Morocco's annual trade deficit widened by 20.8% to 159 billion dirhams ($17 ​billion) in ⁠the first five months of this year, driven ‌by higher energy and equipment imports, the foreign exchange regulator said ​on Thursday.

Imports were up 11.8% from a year earlier to 370 ​billion dirhams, outweighing ​exports at 211 billion dirhams, up 5.8%, the regulator said in a monthly report.

Morocco's energy ⁠imports surged 20% to 55 billion dirhams, highlighting the impact of Middle East tensions on fuel prices.

Wheat imports rose 8.6% to 8.3 billion dirhams ahead of ​an import suspension ‌period in ⁠June-July, imposed ⁠by the government to protect the local harvest.

Morocco's automotive industry, which ​includes Stellantis and Renault factories, was ‌the leading export sector at ⁠77 billion dirhams, up 16%.

Morocco, which sits on the world's largest phosphate reserves, reported an 11.2% drop in exports of the mineral and its derivatives, including fertilisers, to 32.6 billion dirhams.

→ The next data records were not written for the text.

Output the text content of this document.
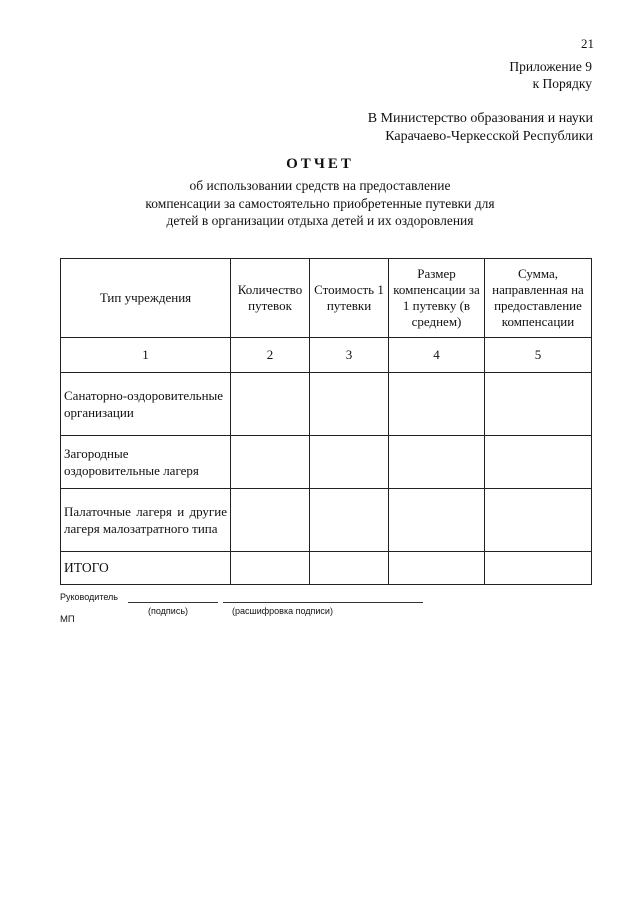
21
Приложение 9
к Порядку
В Министерство образования и науки
Карачаево-Черкесской Республики
ОТЧЕТ
об использовании средств на предоставление
компенсации за самостоятельно приобретенные путевки для
детей в организации отдыха детей и их оздоровления
Тип учреждения	Количество путевок	Стоимость 1 путевки	Размер компенсации за 1 путевку (в среднем)	Сумма, направленная на предоставление компенсации
1	2	3	4	5
Санаторно-оздоровительные организации				
Загородные оздоровительные лагеря				
Палаточные лагеря и другие лагеря малозатратного типа				
ИТОГО				
Руководитель
(подпись)	(расшифровка подписи)
МП
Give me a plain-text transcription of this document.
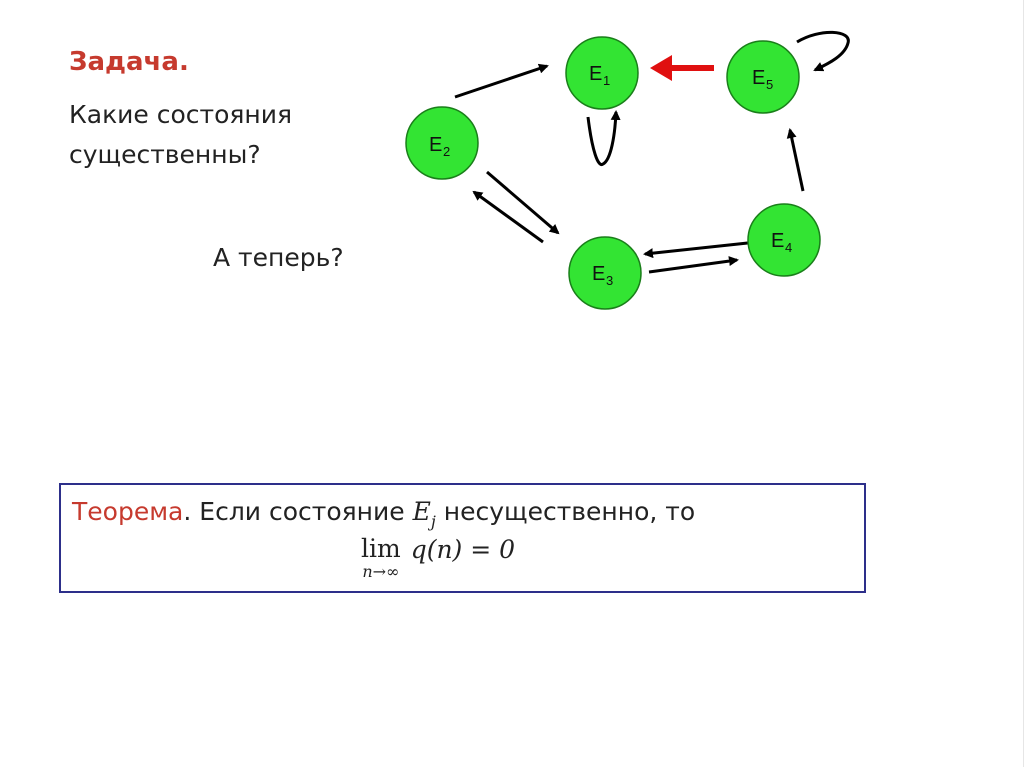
Задача.
Какие состояния
существенны?
А теперь?
E 1
E 2
E 3
E 4
E 5
Теорема. Если состояние $E_j$ несущественно, то
lim
n→∞
q(n) = 0
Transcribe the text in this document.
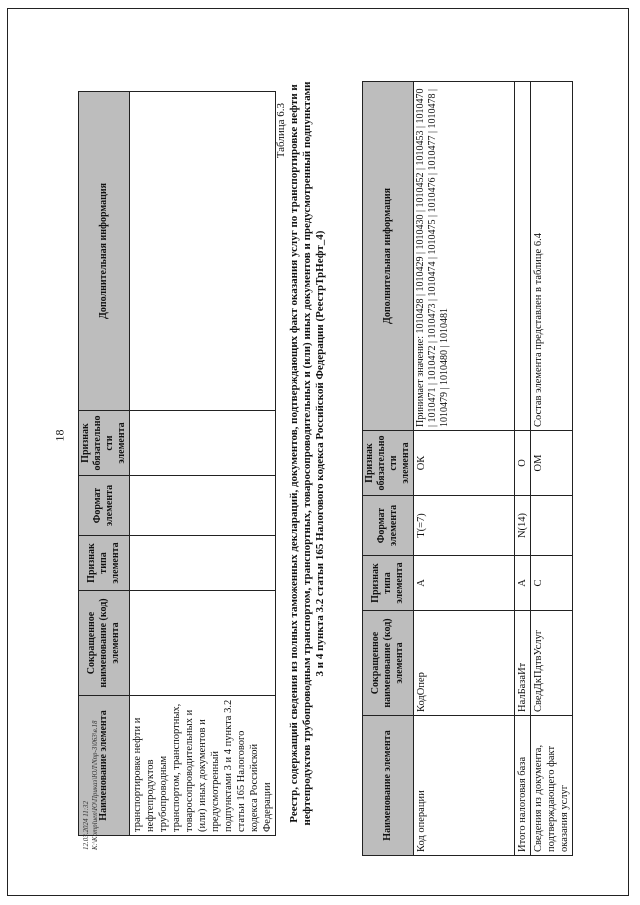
18
Наименование элемента	Сокращенное наименование (код) элемента	Признак типа элемента	Формат элемента	Признак обязательности элемента	Дополнительная информация
транспортировке нефти и нефтепродуктов трубопроводным транспортом, транспортных, товаросопроводительных и (или) иных документов и предусмотренный подпунктами 3 и 4 пункта 3.2 статьи 165 Налогового кодекса Российской Федерации					
Таблица 6.3 Реестр, содержащий сведения из полных таможенных деклараций, документов, подтверждающих факт оказания услуг по транспортировке нефти и нефтепродуктов трубопроводным транспортом, транспортных, товаросопроводительных и (или) иных документов и предусмотренный подпунктами 3 и 4 пункта 3.2 статьи 165 Налогового кодекса Российской Федерации (РеестрТрНефт_4)
Наименование элемента	Сокращенное наименование (код) элемента	Признак типа элемента	Формат элемента	Признак обязательности элемента	Дополнительная информация
Код операции	КодОпер	А	T(=7)	ОК	Принимает значение: 1010428 | 1010429 | 1010430 | 1010452 | 1010453 | 1010470 | 1010471 | 1010472 | 1010473 | 1010474 | 1010475 | 1010476 | 1010477 | 1010478 | 1010479 | 1010480 | 1010481
Итого налоговая база	НалБазаИт	А	N(14)	О	
Сведения из документа, подтверждающего факт оказания услуг	СведДкПдтвУслуг	С		ОМ	Состав элемента представлен в таблице 6.4
12.03.2024 11:32 К:\Kompluen\Ю\Приказ\ЮЛ\Nпр-З\063\в.18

Last month, state-owned phosphates and fertilisers producer OCP Group said it would resume production at full capacity after cutting output by 30%, amid ‌supply disruptions due to the conflict in the ⁠Middle East.

Remittances from Moroccans abroad, key ​to Morocco's inflow of hard currency, grew 8.8% to 50.2 billion dirhams, while tourism revenue was up 14.3% ​to 53.7 ‌billion dirhams.

Foreign direct investments stood at ⁠30 billion dirhams, up 20%.